Cholesterol-lowering statins are among the most prescribed medications in the United States. These drugs lower levels of low-­density lipoprotein (LDL) cholesterol (the bad cholesterol) by up to 30 to 50 percent.

A high level of LDL cholesterol can lead to atherosclerosis (hardening and narrowing of the arteries) and cardiovascular disease. Statins stabilize the plaques that many people already have in their arteries, making them less likely to rupture. They also have anti-inflammatory and antioxidant effects. Through these measures, statins ultimately reduce the risk of heart attack and stroke.

Many people who take statins also take other drugs to reduce the risk for heart attack, stroke, and other cardiovascular conditions. These drugs include fibrates (for lowering triglycerides), blood thinners (for reducing clots), calcium channel blockers (for high blood pressure and other conditions), and others.

Whenever multiple drugs are taken, there is a risk for drug-drug interactions (DDI). Statin-related DDIs can range from mild muscle aches or weakness to a severe form of muscle damage known as rhabdomyolysis. Rhabdomyolysis is the breakdown of muscle tissue. It results in the release of a protein, called myoglobin, into the blood. Myoglobin can damage the kidneys. Symptoms include dark, reddish urine, a decreased amount of urine, muscles aches and weakness

Talk to your physician about how to minimize side effects if you take any of the following combinations of drugs:

Statin plus a fibrate

Patients with high triglycerides or complex lipid disorders—such as metabolic syndrome, obesity, and/or diabetes are sometimes are treated with both a statin and a fibrate drug. The fibrates include gemfibrozil (Lopid) and fenofibrate (Tricor). Gemfibrozil is particularly risky when combined with some statins.

Blood levels of lovastatin (Mevacor) and simvastatin (Zocor) can double or triple when combined with gemfibrozil. Gemfibrozil plus pravastatin (Pravachol) can increase statin concentrations in the blood by more than 200 percent. When blood levels of a statin you’re taking reach such high levels, it can increase the risk for rhabdomyolysis.

To be safer, choose the fibrate fenofibrate. According to the FDA’s Adverse Event Reporting System, reports of rhabdomyolysis are 15 times lower with this drug than with gemfibrozil. However, fenofibrate is much more expensive, and not all patients will tolerate it.

Another option is the statin fluvastatin (Lescol). Unlike the three statins mentioned above, fluvastatin doesn’t interact with gemfibrozil.
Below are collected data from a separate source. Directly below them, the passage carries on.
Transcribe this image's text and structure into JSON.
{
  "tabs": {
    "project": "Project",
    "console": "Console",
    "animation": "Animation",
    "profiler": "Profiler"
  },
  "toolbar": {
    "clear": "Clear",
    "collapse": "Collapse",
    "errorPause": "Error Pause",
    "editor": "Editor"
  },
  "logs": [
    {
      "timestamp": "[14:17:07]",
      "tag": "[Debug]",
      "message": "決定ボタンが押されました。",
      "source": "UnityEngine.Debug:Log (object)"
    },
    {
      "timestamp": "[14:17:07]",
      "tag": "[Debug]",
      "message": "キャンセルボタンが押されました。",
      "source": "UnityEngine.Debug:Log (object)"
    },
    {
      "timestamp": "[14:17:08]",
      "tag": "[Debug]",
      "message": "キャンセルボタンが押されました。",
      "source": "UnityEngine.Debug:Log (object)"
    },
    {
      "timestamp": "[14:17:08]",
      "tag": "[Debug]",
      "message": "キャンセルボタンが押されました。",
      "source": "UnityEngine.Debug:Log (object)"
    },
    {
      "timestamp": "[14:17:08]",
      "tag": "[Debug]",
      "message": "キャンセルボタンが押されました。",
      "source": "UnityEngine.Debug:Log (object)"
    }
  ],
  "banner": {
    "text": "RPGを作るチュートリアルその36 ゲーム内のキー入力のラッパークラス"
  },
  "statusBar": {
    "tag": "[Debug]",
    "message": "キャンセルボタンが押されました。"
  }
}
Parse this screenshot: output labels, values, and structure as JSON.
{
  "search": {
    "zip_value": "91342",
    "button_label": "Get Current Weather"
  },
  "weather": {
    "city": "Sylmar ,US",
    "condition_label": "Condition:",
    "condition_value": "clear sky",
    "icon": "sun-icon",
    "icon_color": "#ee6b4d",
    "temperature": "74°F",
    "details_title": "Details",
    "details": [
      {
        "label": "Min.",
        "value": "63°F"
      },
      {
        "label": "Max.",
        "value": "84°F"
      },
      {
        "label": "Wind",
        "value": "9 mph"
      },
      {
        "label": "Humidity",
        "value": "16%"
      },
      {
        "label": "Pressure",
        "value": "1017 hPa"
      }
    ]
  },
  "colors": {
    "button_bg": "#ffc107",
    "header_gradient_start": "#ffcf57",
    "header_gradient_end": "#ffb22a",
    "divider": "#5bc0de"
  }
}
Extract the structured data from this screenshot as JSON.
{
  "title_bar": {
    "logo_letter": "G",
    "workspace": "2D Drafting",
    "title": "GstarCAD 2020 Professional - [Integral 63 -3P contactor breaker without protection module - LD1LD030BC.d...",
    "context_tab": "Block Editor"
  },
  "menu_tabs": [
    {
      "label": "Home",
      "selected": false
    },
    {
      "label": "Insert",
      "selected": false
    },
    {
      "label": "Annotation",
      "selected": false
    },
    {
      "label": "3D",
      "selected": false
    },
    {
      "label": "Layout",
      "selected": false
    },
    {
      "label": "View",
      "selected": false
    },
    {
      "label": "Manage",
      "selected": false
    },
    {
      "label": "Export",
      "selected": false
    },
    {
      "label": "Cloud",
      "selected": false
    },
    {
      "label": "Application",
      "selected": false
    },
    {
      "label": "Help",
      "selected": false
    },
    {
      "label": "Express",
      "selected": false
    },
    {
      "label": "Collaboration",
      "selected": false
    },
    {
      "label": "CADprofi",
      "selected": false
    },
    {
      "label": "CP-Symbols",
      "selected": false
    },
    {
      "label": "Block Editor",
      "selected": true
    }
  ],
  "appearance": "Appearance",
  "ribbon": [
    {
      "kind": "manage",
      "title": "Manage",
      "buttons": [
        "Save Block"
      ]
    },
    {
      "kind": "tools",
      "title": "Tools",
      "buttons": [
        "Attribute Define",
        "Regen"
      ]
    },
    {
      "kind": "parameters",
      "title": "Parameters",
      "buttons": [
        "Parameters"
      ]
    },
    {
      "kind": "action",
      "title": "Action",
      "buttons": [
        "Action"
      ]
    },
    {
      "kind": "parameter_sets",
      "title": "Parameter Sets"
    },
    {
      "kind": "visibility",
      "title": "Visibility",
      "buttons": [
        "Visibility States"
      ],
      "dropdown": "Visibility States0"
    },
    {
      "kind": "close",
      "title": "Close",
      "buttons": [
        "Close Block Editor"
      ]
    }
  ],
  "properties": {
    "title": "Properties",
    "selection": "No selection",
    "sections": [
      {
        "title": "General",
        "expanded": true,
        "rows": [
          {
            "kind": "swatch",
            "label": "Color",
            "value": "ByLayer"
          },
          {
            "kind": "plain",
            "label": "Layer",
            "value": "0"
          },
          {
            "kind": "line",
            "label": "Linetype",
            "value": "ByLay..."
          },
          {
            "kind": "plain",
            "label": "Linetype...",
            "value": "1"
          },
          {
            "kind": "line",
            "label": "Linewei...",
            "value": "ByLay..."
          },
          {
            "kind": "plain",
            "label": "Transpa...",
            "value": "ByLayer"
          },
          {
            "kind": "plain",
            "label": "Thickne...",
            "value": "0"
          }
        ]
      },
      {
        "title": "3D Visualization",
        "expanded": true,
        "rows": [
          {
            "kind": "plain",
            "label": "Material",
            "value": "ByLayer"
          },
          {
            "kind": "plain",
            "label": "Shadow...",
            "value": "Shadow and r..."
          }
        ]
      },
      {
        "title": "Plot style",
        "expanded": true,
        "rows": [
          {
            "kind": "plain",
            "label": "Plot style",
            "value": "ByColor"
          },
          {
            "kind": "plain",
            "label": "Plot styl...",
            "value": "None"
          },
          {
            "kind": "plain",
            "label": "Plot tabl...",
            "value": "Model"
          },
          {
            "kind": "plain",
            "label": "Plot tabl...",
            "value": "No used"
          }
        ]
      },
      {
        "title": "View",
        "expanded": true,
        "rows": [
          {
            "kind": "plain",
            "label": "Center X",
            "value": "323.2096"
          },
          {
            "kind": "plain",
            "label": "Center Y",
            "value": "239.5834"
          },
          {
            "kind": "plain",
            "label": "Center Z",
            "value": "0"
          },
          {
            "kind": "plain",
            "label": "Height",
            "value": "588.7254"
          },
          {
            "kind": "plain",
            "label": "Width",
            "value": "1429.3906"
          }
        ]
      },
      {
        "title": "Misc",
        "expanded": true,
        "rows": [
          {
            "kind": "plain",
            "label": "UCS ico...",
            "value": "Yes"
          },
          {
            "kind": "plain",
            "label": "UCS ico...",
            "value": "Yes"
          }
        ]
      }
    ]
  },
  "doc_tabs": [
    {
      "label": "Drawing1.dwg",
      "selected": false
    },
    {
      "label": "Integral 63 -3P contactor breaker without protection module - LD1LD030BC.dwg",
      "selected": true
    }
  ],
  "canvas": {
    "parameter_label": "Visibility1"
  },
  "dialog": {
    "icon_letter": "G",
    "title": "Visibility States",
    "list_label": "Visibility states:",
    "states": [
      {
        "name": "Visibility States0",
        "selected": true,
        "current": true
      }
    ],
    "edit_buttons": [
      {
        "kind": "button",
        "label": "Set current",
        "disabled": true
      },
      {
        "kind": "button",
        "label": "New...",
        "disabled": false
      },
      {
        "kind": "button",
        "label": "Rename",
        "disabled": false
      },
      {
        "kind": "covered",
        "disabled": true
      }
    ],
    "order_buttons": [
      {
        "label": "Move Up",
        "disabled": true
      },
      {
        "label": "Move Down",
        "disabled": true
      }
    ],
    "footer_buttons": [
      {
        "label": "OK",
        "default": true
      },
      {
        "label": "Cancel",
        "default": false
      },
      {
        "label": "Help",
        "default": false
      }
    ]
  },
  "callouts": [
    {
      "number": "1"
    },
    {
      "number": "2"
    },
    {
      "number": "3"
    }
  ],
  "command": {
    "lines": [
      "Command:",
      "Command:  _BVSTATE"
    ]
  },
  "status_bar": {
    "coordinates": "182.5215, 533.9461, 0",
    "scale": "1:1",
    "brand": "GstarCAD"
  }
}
For patients who must take one of the higher-intensity statins, such as atorvastatin (Lipitor), rosuvastatin (Crestor), or pitavastatin (Livalo) along with gemfibrozil, a lower statin dose can help minimize the risk for side effects.

Statin plus warfarin

People who are candidates for statins may also require a blood thinner. Warfarin (Coumadin) is often prescribed for patients with a high risk for stroke, heart attack, or blood clots (including those leading to a pulmonary embolism). It’s also used in people who have had a previous stroke or damage to a heart valve.

Statins may increase the effects of warfarin. When doses of warfarin are too high, it can lead to bleeding. Warning signs include bleeding gums when brushing your teeth, bloody urine or dark stools due to internal bleeding, or sudden, unexplained fatigue (possibly due to anemia).

Some reports have found that warfarin plus simvastatin can cause up to a 30 percent change in a patient’s international normalized ratio (INR), a standard measure of how quickly blood clots. Patients who show a marked change in INR might be advised to take pitavastatin or atorvastatin. They appear less likely to affect the INR than other statin drugs.

When you first combine warfarin with a statin, or when you change a statin dose, you should have frequent blood tests to check your INR so the warfarin dose can be adjusted if needed.

Once the drug effects have stabilized and you have good clotting control, testing can be scaled back to once or twice a month.

In some cases, patients may be able to switch to rivaroxaban (Xarelto) or another one of the newer blood thinners instead of warfarin.

Statin plus a calcium channel blocker

Many patients with high cholesterol also have high blood pressure, stable angina, or arrhythmias, all of which may be treated with a calcium channel blocker drug.

One drug in this class, amlodipine (Norvasc), may increase risk for muscle damage when combined with simvastatin or lovastatin. Other calcium channel blockers, such as diltiazem (Cardizem) and verapamil (Verelan), increase blood levels of simvastatin, atorvastatin, and lovastatin.

The degree of interaction is lower when amlodipine is combined with atorvastatin or pravastatin. Some patients may report occasional fatigue or muscle pain, but the dose of one drug could be lowered to avoid the side effects.

The combinations of diltiazem with lovastatin or simvastatin, or verapamil with the same statins, can cause moderate increases in statin levels. However, lowering the statin dose might be all that’s needed to prevent side effects, such as muscle pain and fatigue.